Over at Headsup: the Blog, fev wants to hear how we feel about the journalistic fetish that insists on "more than" instead of "over" when referring to numbers: "The operation took more than [never over!] six hours." I looked into the issue while researching "Write It Right," since it was (naturally) one of Ambrose Bierce's nits. Typically, Bierce didn't bother to state an objection; he merely banned "Over for More than," as in "A sum of over ten thousand dollars."

At the time, I couldn't find the rule stated any earlier than William Cullen Bryant's (c. 1870) "Index Expurgatorius." But since then, I've found it in an earlier handbook, "Five Hundred Mistakes of Daily Occurrence in Speaking, Pronouncing, and Writing the English Language, Corrected," by one Walton Burgess (1855). "Over/more than" was mistake No. 130:
"There were not over twenty persons present:" say, more than. Such a use of this word is not frequent among writers of reputation. It may, however, be less improperly employed, where the sense invests it with more of a semblance to its literal signification: as, "This pair of chickens will weigh over seven pounds." Even in this case, it is better to say more than.
Who was Walton Burgess? According to a New York Times obituary, he had worked for his father’s publishing business in New York City, then started his own. He “dropped dead of paralysis” in his office, aged 57, in December 1890. Since "Five Hundred Mistakes" was published by Daniel Burgess & Co., it sounds like the same W.B., but I found no clues to where he learned the "over" rule.

Not everyone subscribed to the rule, of course. In 1848, Seth T. Hurd used "over" in the forbidden way in his own "Grammatical Corrector, or, Vocabulary of the Common Errors of Speech," objecting to "A LONG MILE, for a little over, or a little more than a mile." And in 1900, Scott and Denney's "Elementary English Composition" said of "The buildings cost over a million dollars" simply: "This use is correct."

The OED shows "over" used with numbers since Old English. The "over/more than" thing is an invention of American journalism, unknown and unloved outside that shrinking cabal. In "Write It Right," I said that maybe only the death of newspapers would kill off this parasitic superstition; I hope that was just hyperbole.

Thursday, April 1, 2010

Adventures in international English

I'm always afraid of the karma police when I point out oddities in English from (possibly) non-native speakers; I mean, it's not as if I could write a headline or news story in Italian or Swahili. But if the esteemed John McIntyre can link to the Teabonics hall of shame, surely I can share these recent headlines from Google News:

Do not feed children with bad spelling and poor grammar

Because they perform better on empty stomachs? No, the headline means "don't feed children bad spelling," i.e., don't expose them to its corrupting influence -- still not quite idiomatic in my dialect, but if you omit that ambiguous "with," it's a little easier to grasp the sense.

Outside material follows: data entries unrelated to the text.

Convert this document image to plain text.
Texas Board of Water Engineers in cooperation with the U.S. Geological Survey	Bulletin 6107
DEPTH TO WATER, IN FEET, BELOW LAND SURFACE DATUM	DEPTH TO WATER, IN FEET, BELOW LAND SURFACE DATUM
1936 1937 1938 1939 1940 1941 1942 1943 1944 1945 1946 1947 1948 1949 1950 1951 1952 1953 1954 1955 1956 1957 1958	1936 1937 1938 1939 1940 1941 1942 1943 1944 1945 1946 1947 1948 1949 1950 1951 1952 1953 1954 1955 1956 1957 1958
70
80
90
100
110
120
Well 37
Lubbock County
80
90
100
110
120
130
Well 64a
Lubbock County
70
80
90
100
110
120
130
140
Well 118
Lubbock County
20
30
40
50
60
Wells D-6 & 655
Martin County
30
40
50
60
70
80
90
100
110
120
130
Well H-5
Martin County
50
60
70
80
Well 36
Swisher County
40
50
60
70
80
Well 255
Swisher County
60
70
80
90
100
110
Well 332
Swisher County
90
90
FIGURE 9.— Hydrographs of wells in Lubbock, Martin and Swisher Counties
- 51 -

Poor Knowledge of English Keeps Away Green Pasture

This one, apparently composed here for a story picked up from the Tanzania Daily News, was more mysterious -- the headline's "pasture" appears nowhere in the lengthy text. But at the very end, we find the detail that must have inspired the headline writer: Tanzanians, says one teacher, aren't learning English well enough to qualify for jobs in neighboring East African countries -- greener pastures, at least metaphorically.